Paper Title
Synthetic Minority Over-Sampling Technique and Its Variants for Imbalanced Social Media Text Corpus
Abstract
Social media data that people use intensively in their daily lives is increasing rapidly. Social media datasets are valuable for machine learning applications to understand public reactions to specific events or products. By applying sentiment analysis steps, datasets can be classified as positive, negative and neutral. Thanks to the sentiment analysis steps, emotions behind the shared text data can be analyzed. However, due to the multidimensional and complex structure of these datasets, it is possible to encounter an imbalanced class problem which means that samples belong to a certain class are outnumbered by the samples of the other classes. Classification of imbalanced datasets causes poor generalization performance among the classifiers. To get more robust performance measurements, it’s more convenient to apply resampling techniques to such datasets. In recent years, many approaches have been proposed to solve the class imbalance problem. This study aims to compare Synthetic Minority Oversampling Technique (SMOTE) and its variants to rebalance the social media text corpus in order to get better classification results.

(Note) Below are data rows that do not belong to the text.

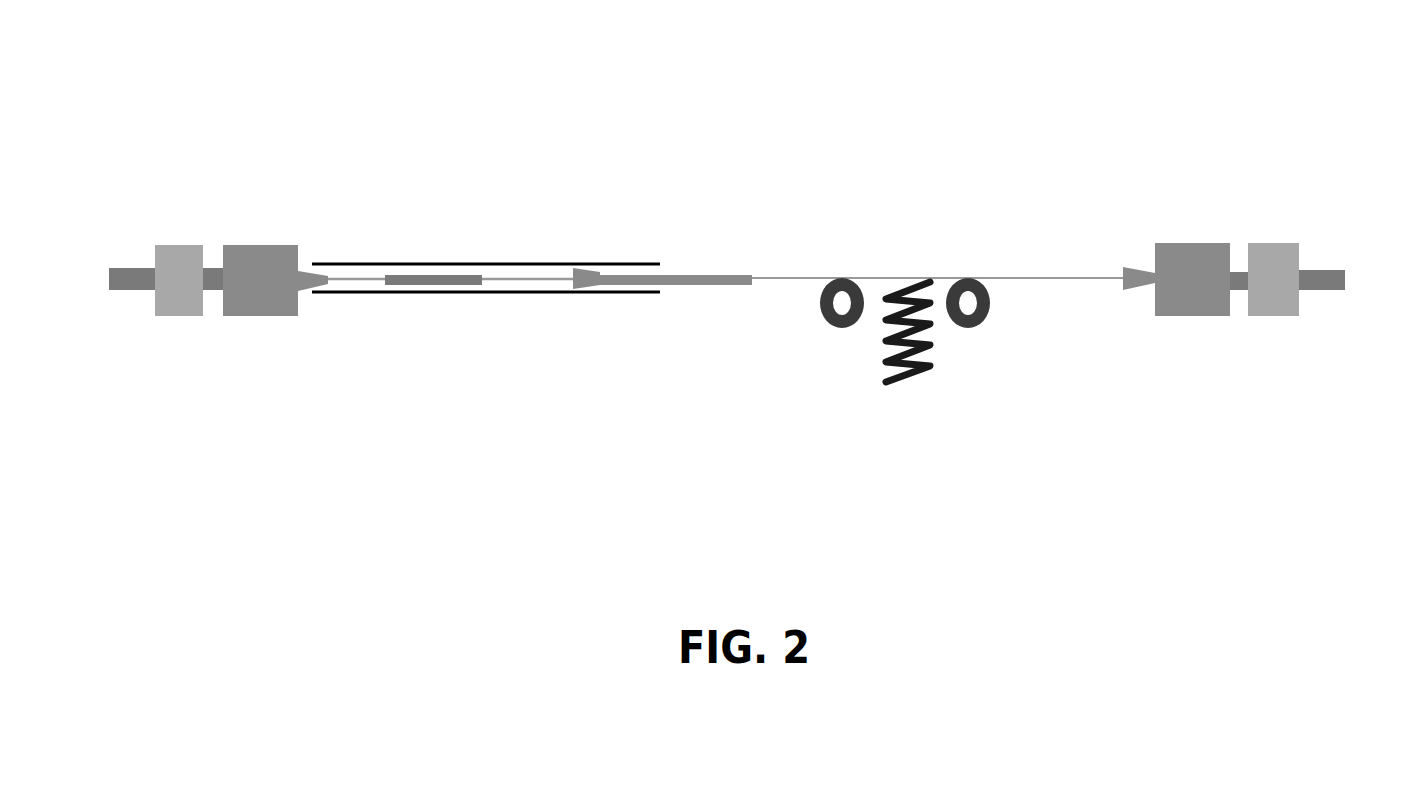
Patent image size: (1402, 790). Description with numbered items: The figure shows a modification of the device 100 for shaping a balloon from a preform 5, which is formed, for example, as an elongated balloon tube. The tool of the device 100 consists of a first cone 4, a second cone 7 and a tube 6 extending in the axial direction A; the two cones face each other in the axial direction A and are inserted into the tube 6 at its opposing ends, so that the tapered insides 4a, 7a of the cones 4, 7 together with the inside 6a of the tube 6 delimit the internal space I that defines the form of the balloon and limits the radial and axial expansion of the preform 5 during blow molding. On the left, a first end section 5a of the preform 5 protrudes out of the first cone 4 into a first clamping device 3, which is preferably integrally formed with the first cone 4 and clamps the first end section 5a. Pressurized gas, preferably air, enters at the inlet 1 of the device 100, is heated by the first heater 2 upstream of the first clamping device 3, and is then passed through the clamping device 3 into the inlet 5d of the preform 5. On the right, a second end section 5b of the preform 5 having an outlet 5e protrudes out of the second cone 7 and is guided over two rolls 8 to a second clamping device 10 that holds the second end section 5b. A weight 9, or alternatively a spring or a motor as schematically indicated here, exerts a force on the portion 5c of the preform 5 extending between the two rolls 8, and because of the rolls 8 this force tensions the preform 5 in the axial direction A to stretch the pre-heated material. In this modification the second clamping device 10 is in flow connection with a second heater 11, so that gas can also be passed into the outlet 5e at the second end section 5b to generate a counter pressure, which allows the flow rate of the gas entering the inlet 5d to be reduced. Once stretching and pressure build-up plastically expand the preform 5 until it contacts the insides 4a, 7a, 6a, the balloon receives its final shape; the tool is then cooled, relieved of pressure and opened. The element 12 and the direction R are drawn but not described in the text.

The device 100 is at (620, 110).
The inlet 1 is at (119, 264).
The first heater 2 is at (180, 243).
The first clamping device 3 is at (260, 243).
The first cone 4 is at (326, 272).
The tapered inside of first cone 4a is at (316, 276).
The preform 5 is at (402, 274).
The first end section 5a is at (349, 275).
The second end section 5b is at (1045, 277).
The portion 5c is at (868, 277).
The inlet of preform 5d is at (290, 285).
The outlet of preform 5e is at (1163, 277).
The tube 6 is at (462, 265).
The inside of tube 6a is at (493, 264).
The second cone 7 is at (584, 270).
The tapered inside of second cone 7a is at (600, 272).
The rolls 8 is at (840, 280).
The weight 9 is at (905, 276).
The second clamping device 10 is at (1193, 247).
The second heater 11 is at (1276, 243).
The output shaft 12 is at (1343, 270).
The rotation direction R is at (421, 262).
The internal space I is at (479, 278).
The axial direction A is at (475, 307).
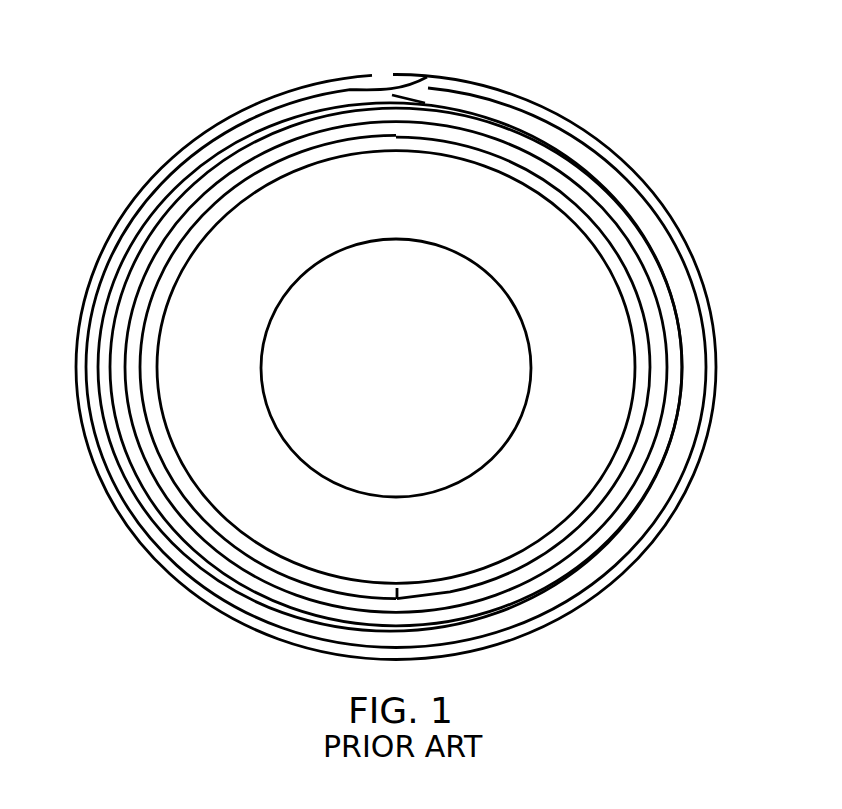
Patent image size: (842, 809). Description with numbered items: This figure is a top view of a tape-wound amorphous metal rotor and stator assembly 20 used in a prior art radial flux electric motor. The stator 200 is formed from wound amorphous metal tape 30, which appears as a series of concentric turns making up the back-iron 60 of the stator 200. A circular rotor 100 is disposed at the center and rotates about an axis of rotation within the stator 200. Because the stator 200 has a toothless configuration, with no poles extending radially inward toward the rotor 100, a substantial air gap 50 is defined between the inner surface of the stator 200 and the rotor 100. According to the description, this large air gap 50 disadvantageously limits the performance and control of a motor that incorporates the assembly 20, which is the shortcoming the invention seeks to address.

The rotor and stator assembly 20 is at (87, 58).
The wound amorphous metal tape 30 is at (640, 515).
The air gap 50 is at (295, 516).
The back-iron 60 is at (705, 447).
The rotor 100 is at (264, 411).
The stator 200 is at (657, 192).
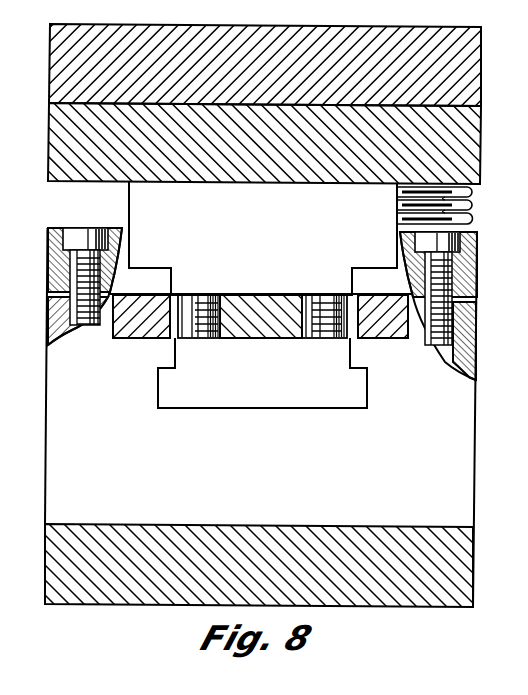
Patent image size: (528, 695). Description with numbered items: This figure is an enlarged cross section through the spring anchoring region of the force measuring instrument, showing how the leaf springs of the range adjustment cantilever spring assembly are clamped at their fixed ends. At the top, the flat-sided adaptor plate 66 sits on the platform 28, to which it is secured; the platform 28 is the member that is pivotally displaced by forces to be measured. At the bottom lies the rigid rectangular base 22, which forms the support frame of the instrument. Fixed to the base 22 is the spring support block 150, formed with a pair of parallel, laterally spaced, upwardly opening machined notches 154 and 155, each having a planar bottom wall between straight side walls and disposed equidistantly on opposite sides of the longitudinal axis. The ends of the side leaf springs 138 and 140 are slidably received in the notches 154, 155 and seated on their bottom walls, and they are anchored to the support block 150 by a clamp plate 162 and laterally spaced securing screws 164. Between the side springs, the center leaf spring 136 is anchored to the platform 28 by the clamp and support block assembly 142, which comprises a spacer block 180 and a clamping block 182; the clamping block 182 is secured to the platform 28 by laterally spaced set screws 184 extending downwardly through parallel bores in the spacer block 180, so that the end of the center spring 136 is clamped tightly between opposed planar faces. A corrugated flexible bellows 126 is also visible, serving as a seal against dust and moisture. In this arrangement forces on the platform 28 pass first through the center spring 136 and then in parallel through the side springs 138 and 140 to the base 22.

The base 22 is at (464, 566).
The platform 28 is at (474, 138).
The adaptor plate 66 is at (474, 67).
The bellows 126 is at (468, 213).
The center leaf spring 136 is at (246, 336).
The side leaf spring 138 is at (110, 340).
The side leaf spring 140 is at (410, 340).
The clamp and support block assembly 142 is at (477, 325).
The spring support block 150 is at (466, 474).
The machined notch 154 is at (150, 341).
The machined notch 155 is at (369, 341).
The clamp plate 162 is at (48, 262).
The securing screws 164 is at (82, 236).
The spacer block 180 is at (273, 242).
The clamping block 182 is at (258, 410).
The set screws 184 is at (318, 293).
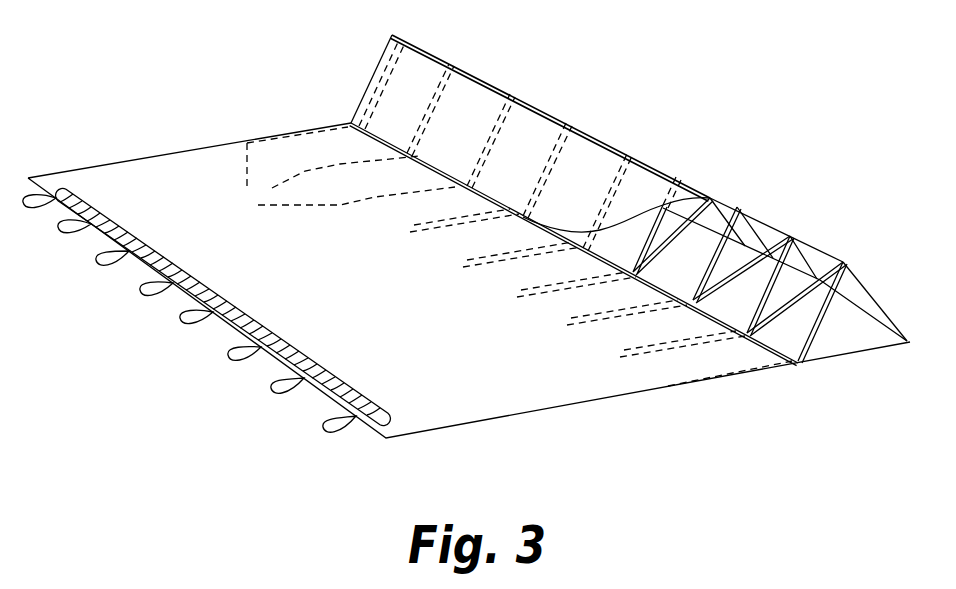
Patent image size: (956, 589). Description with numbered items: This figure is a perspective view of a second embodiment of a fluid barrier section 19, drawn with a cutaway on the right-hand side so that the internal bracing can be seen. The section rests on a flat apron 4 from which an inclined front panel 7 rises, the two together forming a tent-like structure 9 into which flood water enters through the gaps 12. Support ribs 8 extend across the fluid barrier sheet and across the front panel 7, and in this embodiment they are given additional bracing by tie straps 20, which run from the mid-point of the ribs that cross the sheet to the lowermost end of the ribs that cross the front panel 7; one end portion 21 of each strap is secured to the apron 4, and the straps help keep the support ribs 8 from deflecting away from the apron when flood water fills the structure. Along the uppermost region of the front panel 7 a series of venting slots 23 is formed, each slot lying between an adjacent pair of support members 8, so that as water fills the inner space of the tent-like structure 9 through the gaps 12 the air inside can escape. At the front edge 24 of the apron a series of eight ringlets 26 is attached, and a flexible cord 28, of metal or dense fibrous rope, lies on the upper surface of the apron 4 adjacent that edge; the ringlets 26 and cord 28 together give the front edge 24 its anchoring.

The apron 4 is at (456, 405).
The front panel 7 is at (580, 150).
The support ribs 8 is at (779, 224).
The tent-like structure 9 is at (738, 195).
The gaps 12 is at (432, 157).
The fluid barrier section 19 is at (748, 100).
The tie straps 20 is at (827, 357).
The end portion 21 is at (270, 188).
The venting slots 23 is at (523, 99).
The front edge 24 is at (228, 328).
The ringlets 26 is at (180, 320).
The flexible cord 28 is at (82, 196).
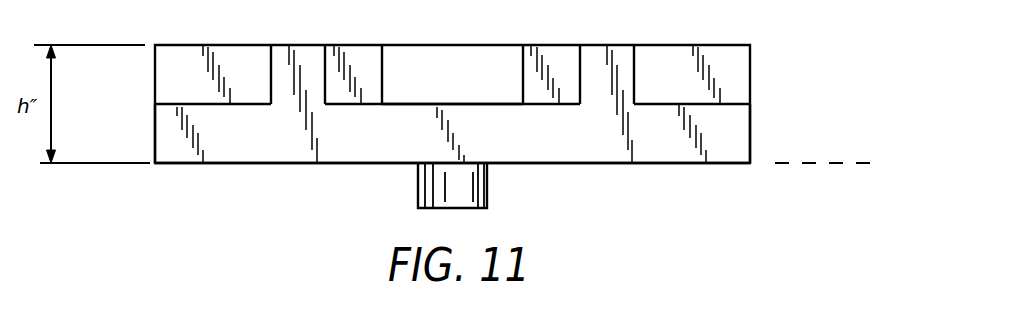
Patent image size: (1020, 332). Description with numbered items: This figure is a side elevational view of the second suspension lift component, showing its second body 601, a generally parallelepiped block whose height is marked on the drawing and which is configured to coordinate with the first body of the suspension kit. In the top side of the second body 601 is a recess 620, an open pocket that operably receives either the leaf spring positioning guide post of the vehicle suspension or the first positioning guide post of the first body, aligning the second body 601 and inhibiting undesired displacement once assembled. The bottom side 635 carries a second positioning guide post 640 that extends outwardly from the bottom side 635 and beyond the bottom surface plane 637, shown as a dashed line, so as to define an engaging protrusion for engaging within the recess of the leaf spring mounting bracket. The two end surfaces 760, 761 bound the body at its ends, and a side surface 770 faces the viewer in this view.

The second body 601 is at (237, 144).
The recess 620 is at (471, 62).
The bottom side 635 is at (618, 163).
The bottom surface plane 637 is at (862, 164).
The second positioning guide post 640 is at (458, 185).
The end surface 760 is at (750, 110).
The end surface 761 is at (156, 104).
The side surface 770 is at (378, 140).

With this way, a balanced training set has been prepared for future analysis of social media data. Logistic Regression, Support Vector Machines and Random Forest algorithms are used as classifiers. Our results show that SMOTE-Tomek Links outperforms other SMOTE and its variants and best performance values are obtained with Random Forest algorithm.
Keywords - Imbalanced Text Corpus, Class Imbalance, Resampling Techniques, SMOTE, Variants Of SMOTE.